Obama,, in my opinion could not care less about a Beck or Hannity screaming in front of the camera about what an awful president he is. He surely knows that this comes with the territory. He will have supporters, and he will have detractors, the same as any president. However, along with their commentary, Beck and Hannity have an annoying habit of supporting their arguments with actual facts and news reporting. It is Fox News’ reporting – not its commentary – that revealed that Van Jones is a communist, that Anita Dunn is a Maoist, that Kevin Jennings is a NAMBLA-sympathizer, that Mark Lloyd is an Hugo Chavez admirer, and so on. It is Fox News’ reporting – with the help of that infamous pimp video shown repeatedly – that revealed that ACORN is a criminal enterprise. It is not how their commentators feel about the Obama Administration; it is how Fox News’ reporting is affecting how the American public is feeling about the Obama Administration.

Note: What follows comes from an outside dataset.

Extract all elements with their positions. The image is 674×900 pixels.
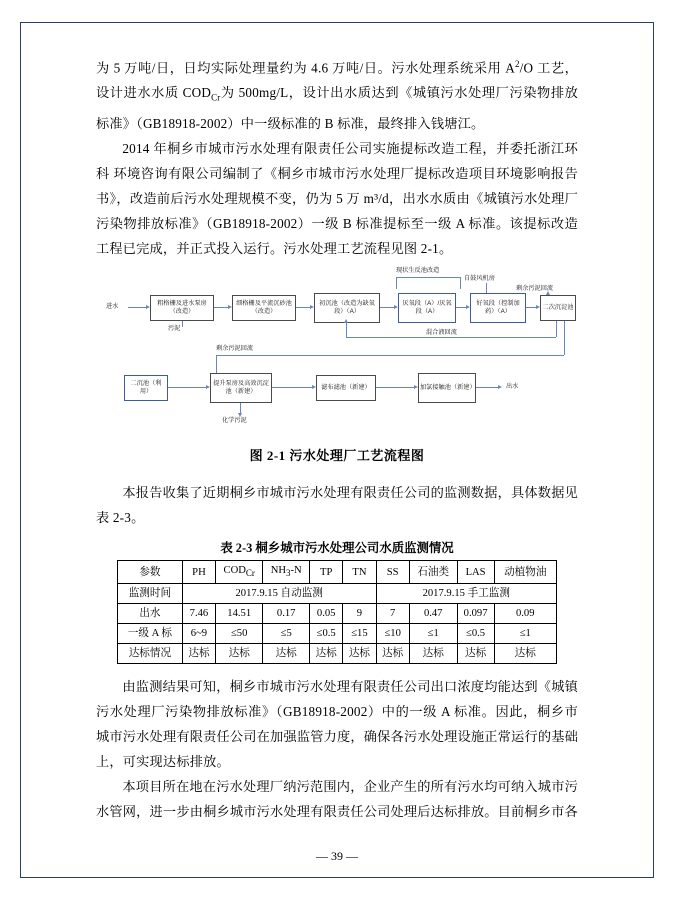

The tipping point for the Obama Administration came in a September 26, 2009 column by New York Times ombudsman, Clark Hoyt, called “Tuning In Too Late” in which he wrote, “Jill Abramson, the Managing Editor for news, agreed with me that the paper was “slow off the mark,” and blamed “insufficient tuned-in-ness to the issues that are dominating Fox News and talk radio.” She and Bill Keller, the Executive Editor, said last week that they would now assign an editor to monitor opinion media and brief them frequently on bubbling controversies.” The Obama White House’s heart must have stopped when these words were read, because it meant the controversies surrounding them would no longer be confined to Fox News, Rush Limbaugh, conservative blogs, or books written by Michelle Malkin. Soon, stories such as the Van Jones story, would no longer be marginalized but rather become part of the mainstream press. It is one thing for Beck to speak about Obama’s ties to ACORN, the SEIU, Soros, and other left-wing organizations. It is quite another for these stories to be on the cover of Time magazine. Heck, even Newsweek mentioned acorn once. True, they were talking about the kind that fell from trees, but still…close enough!
It is this fear of mainstream exposure that compelled David Axelrod to go on television and say to ABC that Fox News is “not really news … [and]… other news organizations, like yours, ought not to treat them that way”. After all, Axelrod must have been thinking, who wants Fox, with its impressive history of revealing too many things that the Obama White House does not want to be revealed, getting treated like a the legitimate news organization that it is?